When you locate a heating or cooling thermostat, do you mount it on the floor where it controls the floor temperature or in the area where you sit like 4 or 5 feet off the floor.
http://www.oventrop-us.com/pdf/brochure/TRV_280807.pdf
If you're really serious about all this, you might as well do it right. You need to accurately measure the output of the radiators using some equal factor for them ALL. Then, you have to do a really accurate heat loss for the rooms you want to use them in. We need balance in our lives. We need balance in our heating systems. You need to see if you can find a balance using the radiators you have in the rooms you want to use them in. I suggest not getting anal trying to make every room its own zone. It will cost a lot of time and materials. There are so many schemes you can use to do what you want. If you have rooms that are close together with similar needs, make them all one zone. Use the R&L nipples and whatever you need to make it work.
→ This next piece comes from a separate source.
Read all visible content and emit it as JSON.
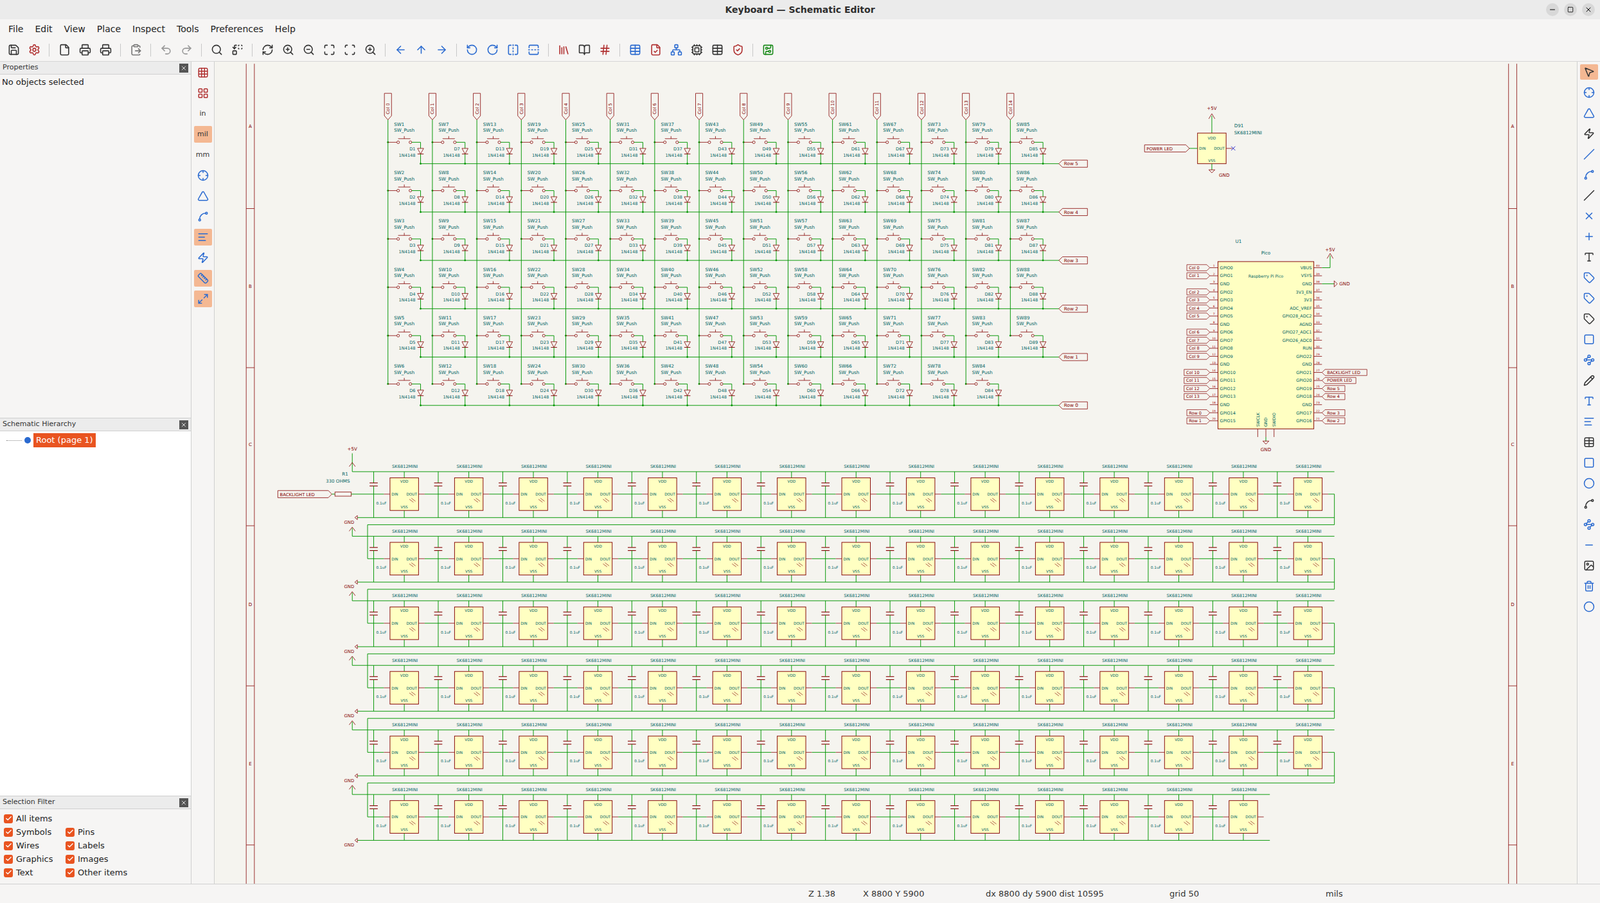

If you are trying to connect the radiators with Home Runs with manifolds in a remote location, use zone valves on the manifolds and wireless thermostats located where they need to go.
If you're serious about losing your rookie status, learn how to calculate your own heat loss. Its easy and you will never be sorry. The more you learn, the more you will know. Like Horseshoes & Hand Grenades, you only need to be close. Not exact. If this is for yourself, go for it. If it is for someone that wants it done by you, they need to understand that these things aren't cheap. But putting the thermostatic operators is really kind of tacky and a non starter for me.
Keep us posted.

Straight & Level:

@ June 19, 2014 5:13 PM in CI Rad, intlet & outlet setup - Bushings, nipples, elbows and TRV’s

"" You asked about a straight TRV vs. and angled one? They definitely are available, but how would that help? ""
If it is IPSXIPS and no union, the nipple is the union.

Nipples:

@ June 19, 2014 4:08 PM in CI Rad, intlet & outlet setup - Bushings, nipples, elbows and TRV’s

I sent you a link to a source of nipples. Nothing is cheap. And if you want to dance, you have to pay the fiddler.
I also told you that the R&L nipple is the union. Life and piping old things isn't perfect. You have to dance with who you brung.

Relief Valve:

@ June 19, 2014 3:48 PM in Can the boiler be the air scoop?

Rob,
I think if you look closely below the 3/4" tee to the expansion tank, the relief valve is installed. Improperly. When the expansion tank failed, the added a tee to put the Extrol in and moved the vent up. The air vent on the supply might be where the old compression tank was, Either way, it looks like they did a quickie Extrol install. The price was right .
You never know what you will see on an old boiler replacement.